7 jours profite aussi de ces 20 dernières minutes pour dévoiler ses personnages. L’on s’étonne, en effet, tout au long du développement qu’aucun ado n’ait été approfondit psychologiquement. Une prise de position risquée, mais qui fait totalement ses preuves. Puisqu’il nous révèle directement et crûment la face cachée de tous les protagonistes. Des révélations à envisager comme une incitation à ne plus se cacher et s’accepter tel que l’on est.

Critique 7 Jours
©2019 Osamu Souda,KADOKAWA/Seven Days War Partners

Toutefois, ce long-métrage ne prend de court que dans de rares instants de son développement, et qu’à sa toute fin. En résulte de longs moments peu palpitants. En effet, des pistes intéressantes sont souvent initiées, mais jamais très explorées. Dès lors, la question de l’immigration ne devient qu’un prétexte pour opposer les gentils enfants aux méchants adultes à la poursuite de Maillet. S’en suivent donc de longues séquences d’action, pétillantes mais vites répétitives, dans lesquelles les ados unissent leurs forces pour protéger Maillet. Elles permettent, au passage, de savourer les jolis décors conférant à cette usine désaffectée un charme certain.

Entreprise enfantine

7 jours s’enveloppe rapidement d’une atmosphère décontractée de comédie juvénile. Puisqu’il se pare en outre des indispensables du genre : à savoir des chansonnettes mièvres et des séquences émotions. Les lâchers de lanternes vous mettront des paillettes dans les yeux à coup sûr; un doux retour fugace en enfance.

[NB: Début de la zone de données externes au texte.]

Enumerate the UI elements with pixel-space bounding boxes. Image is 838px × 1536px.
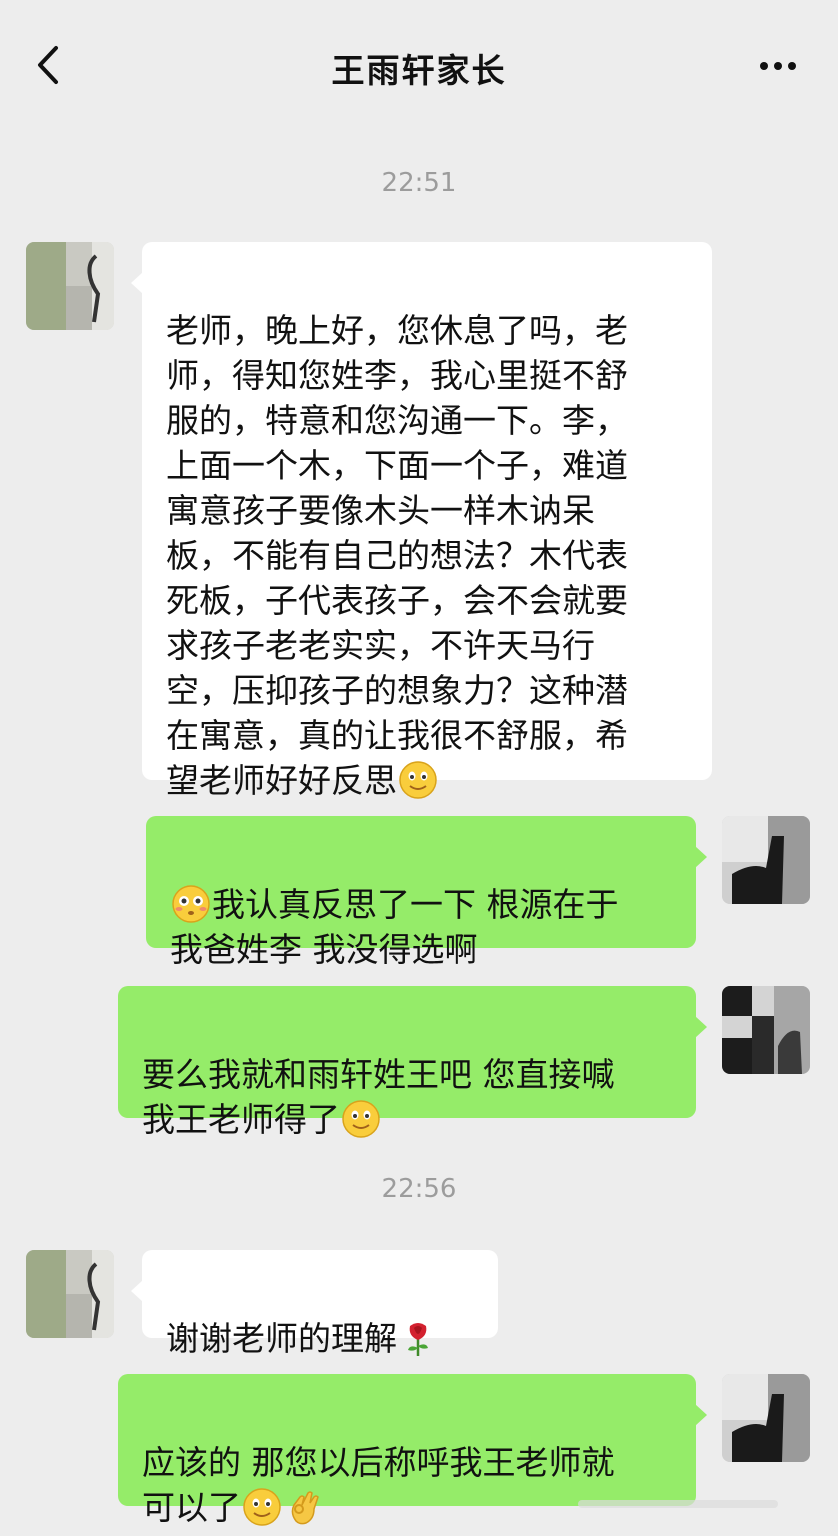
message-bubble-outgoing[interactable]: 我认真反思了一下 根源在于 我爸姓李 我没得选啊 — [146, 816, 707, 969]
watermark-decoration — [578, 1500, 778, 1508]
my-avatar[interactable] — [722, 1374, 810, 1462]
chat-title: 王雨轩家长 — [331, 51, 507, 90]
rose-emoji — [408, 1323, 428, 1356]
message-bubble-outgoing[interactable]: 应该的 那您以后称呼我王老师就 可以了 — [118, 1374, 707, 1527]
timestamp: 22:56 — [381, 1174, 457, 1204]
contact-avatar[interactable] — [26, 242, 114, 330]
message-bubble-incoming[interactable]: 谢谢老师的理解 — [131, 1250, 498, 1358]
message-bubble-outgoing[interactable]: 要么我就和雨轩姓王吧 您直接喊 我王老师得了 — [118, 986, 707, 1139]
smile-emoji — [399, 761, 437, 799]
message-bubble-incoming[interactable]: 老师，晚上好，您休息了吗，老 师，得知您姓李，我心里挺不舒 服的，特意和您沟通一… — [131, 242, 712, 800]
my-avatar[interactable] — [722, 816, 810, 904]
message-text: 我认真反思了一下 根源在于 我爸姓李 我没得选啊 — [170, 885, 619, 969]
message-text: 老师，晚上好，您休息了吗，老 师，得知您姓李，我心里挺不舒 服的，特意和您沟通一… — [166, 311, 628, 800]
my-avatar[interactable] — [722, 986, 810, 1074]
nav-bar: 王雨轩家长 — [0, 0, 838, 130]
smile-emoji — [243, 1488, 281, 1526]
contact-avatar[interactable] — [26, 1250, 114, 1338]
message-text: 应该的 那您以后称呼我王老师就 可以了 — [142, 1443, 615, 1527]
message-text: 谢谢老师的理解 — [166, 1319, 397, 1358]
more-dots-icon[interactable] — [756, 48, 800, 84]
ok-hand-emoji — [291, 1491, 319, 1525]
smile-emoji — [342, 1100, 380, 1138]
timestamp: 22:51 — [381, 168, 457, 198]
flushed-emoji — [172, 885, 210, 923]
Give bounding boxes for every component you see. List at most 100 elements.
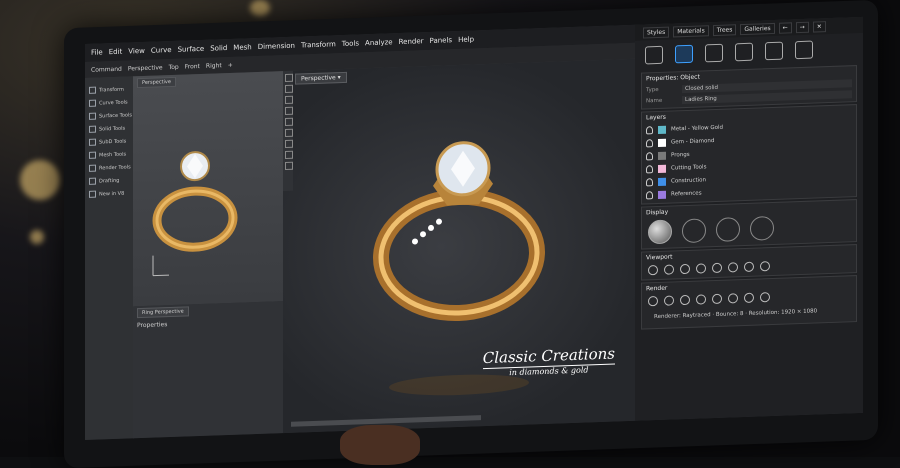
display-modes: [646, 211, 852, 246]
side-stone: [420, 231, 426, 238]
orbit-icon[interactable]: [680, 263, 690, 275]
forward-icon[interactable]: →: [795, 21, 809, 33]
menu-curve[interactable]: Curve: [151, 46, 172, 55]
tab-trees[interactable]: Trees: [712, 23, 737, 36]
snapshot-icon[interactable]: [744, 261, 754, 272]
pin-icon[interactable]: [795, 40, 813, 60]
viewport-tab-right[interactable]: Right: [206, 62, 222, 70]
viewport-tab-perspective[interactable]: Perspective: [128, 64, 163, 72]
subd-icon: [89, 138, 96, 146]
menu-file[interactable]: File: [91, 48, 103, 56]
viewport-section: Viewport: [641, 244, 857, 281]
back-icon[interactable]: ←: [778, 21, 792, 34]
ring-render: [373, 141, 545, 396]
viewport-tab-front[interactable]: Front: [185, 62, 200, 70]
menu-edit[interactable]: Edit: [109, 48, 123, 56]
grid-icon[interactable]: [645, 45, 663, 65]
menu-surface[interactable]: Surface: [178, 45, 205, 54]
ring-perspective-tab[interactable]: Ring Perspective: [137, 306, 189, 319]
tab-materials[interactable]: Materials: [673, 24, 709, 37]
layer-swatch[interactable]: [658, 164, 666, 173]
command-label[interactable]: Command: [91, 65, 122, 73]
camera-render-icon[interactable]: [696, 294, 706, 305]
layers-section: Layers Metal - Yellow Gold Gem - Diamond…: [641, 104, 857, 205]
main-viewport[interactable]: Perspective ▾ Classic Creations in diamo…: [283, 58, 635, 434]
layer-swatch[interactable]: [658, 125, 666, 134]
close-icon[interactable]: ✕: [812, 20, 826, 33]
wireframe-mode-icon[interactable]: [682, 218, 706, 244]
tab-galleries[interactable]: Galleries: [740, 22, 775, 35]
chevron-down-icon[interactable]: [760, 292, 770, 303]
bokeh-light: [30, 230, 44, 244]
lightbulb-icon[interactable]: [646, 151, 653, 160]
camera-icon[interactable]: [760, 261, 770, 272]
curve-icon: [89, 99, 96, 107]
settings-icon[interactable]: [712, 293, 722, 305]
ghosted-mode-icon[interactable]: [750, 215, 774, 241]
shaded-mode-icon[interactable]: [648, 219, 672, 245]
mesh-icon: [89, 151, 96, 159]
menu-dimension[interactable]: Dimension: [258, 42, 295, 51]
cad-app-window: File Edit View Curve Surface Solid Mesh …: [85, 16, 863, 441]
menu-tools[interactable]: Tools: [342, 39, 359, 48]
rotate-icon[interactable]: [664, 264, 674, 275]
lightbulb-icon[interactable]: [646, 164, 653, 173]
viewport-tab-top[interactable]: Top: [169, 63, 179, 70]
user-hand: [340, 425, 420, 465]
menu-mesh[interactable]: Mesh: [233, 43, 251, 52]
menu-analyze[interactable]: Analyze: [365, 38, 393, 47]
brand-logo: Classic Creations in diamonds & gold: [482, 344, 615, 378]
transform-icon: [89, 86, 96, 94]
menu-transform[interactable]: Transform: [301, 40, 336, 49]
tab-styles[interactable]: Styles: [643, 26, 670, 39]
render-icon: [89, 164, 96, 172]
tool-new-in-v8[interactable]: New in V8: [85, 186, 133, 201]
lightbulb-icon[interactable]: [646, 177, 653, 186]
ring-preview-small: [152, 151, 238, 277]
right-panel: Styles Materials Trees Galleries ← → ✕ P…: [635, 16, 863, 421]
zoom-icon[interactable]: [696, 263, 706, 274]
zoom-window-icon[interactable]: [728, 262, 738, 273]
ring-band-highlight: [155, 189, 235, 249]
lightbulb-icon[interactable]: [646, 125, 653, 134]
side-stone: [428, 224, 434, 231]
material-icon[interactable]: [705, 43, 723, 63]
surface-icon: [89, 112, 96, 120]
render-start-icon[interactable]: [648, 295, 658, 307]
drafting-icon: [89, 177, 96, 185]
layer-swatch[interactable]: [658, 190, 666, 199]
denoise-icon[interactable]: [728, 293, 738, 304]
lightbulb-icon[interactable]: [646, 138, 653, 147]
light-icon[interactable]: [680, 294, 690, 306]
menu-panels[interactable]: Panels: [430, 36, 453, 45]
zoom-extents-icon[interactable]: [712, 262, 722, 274]
menu-help[interactable]: Help: [458, 35, 474, 44]
properties-icon[interactable]: [675, 44, 693, 64]
environment-icon[interactable]: [664, 295, 674, 306]
bokeh-light: [20, 160, 60, 200]
gem-icon[interactable]: [765, 41, 783, 61]
add-viewport-button[interactable]: +: [228, 61, 233, 68]
layer-swatch[interactable]: [658, 138, 666, 147]
layer-swatch[interactable]: [658, 177, 666, 186]
menu-solid[interactable]: Solid: [210, 44, 227, 53]
axis-x: [153, 274, 169, 277]
pan-icon[interactable]: [648, 264, 658, 276]
layer-swatch[interactable]: [658, 151, 666, 160]
bokeh-light: [250, 0, 270, 16]
left-properties-panel: Ring Perspective Properties: [133, 301, 283, 439]
lightbulb-icon[interactable]: [646, 190, 653, 199]
tool-panel: Transform Curve Tools Surface Tools Soli…: [85, 76, 134, 440]
side-stone: [412, 238, 418, 245]
render-section: Render Renderer: Raytraced · Bounce: 8 ·…: [641, 275, 857, 330]
menu-view[interactable]: View: [128, 47, 145, 56]
side-stone: [436, 218, 442, 225]
properties-section: Properties: Object Type Closed solid Name…: [641, 65, 857, 110]
save-render-icon[interactable]: [744, 292, 754, 303]
menu-render[interactable]: Render: [399, 37, 424, 46]
solid-icon: [89, 125, 96, 133]
left-viewport[interactable]: Perspective: [133, 71, 283, 307]
search-icon[interactable]: [735, 42, 753, 62]
ring-shank-highlight: [378, 194, 540, 316]
rendered-mode-icon[interactable]: [716, 217, 740, 242]
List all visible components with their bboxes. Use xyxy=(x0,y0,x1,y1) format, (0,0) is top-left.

7 jours tente de tirer son épingle du lot grâce à ses thématiques abordées et les portraits qu’il peint de ses personnages. Cependant, il peine à amener une intrigue satisfaisante autour de l’immigration et de l’acception de soi. En résulte une comédie pas des plus qualitatives ayant tendance à tourner en rond, malgré un rythme effréné. 7 jours reste néanmoins agréable à regarder en famille ou entre amis pour passer un moment détente.

7 jours est sorti au cinéma en France le 6 octobre 2021.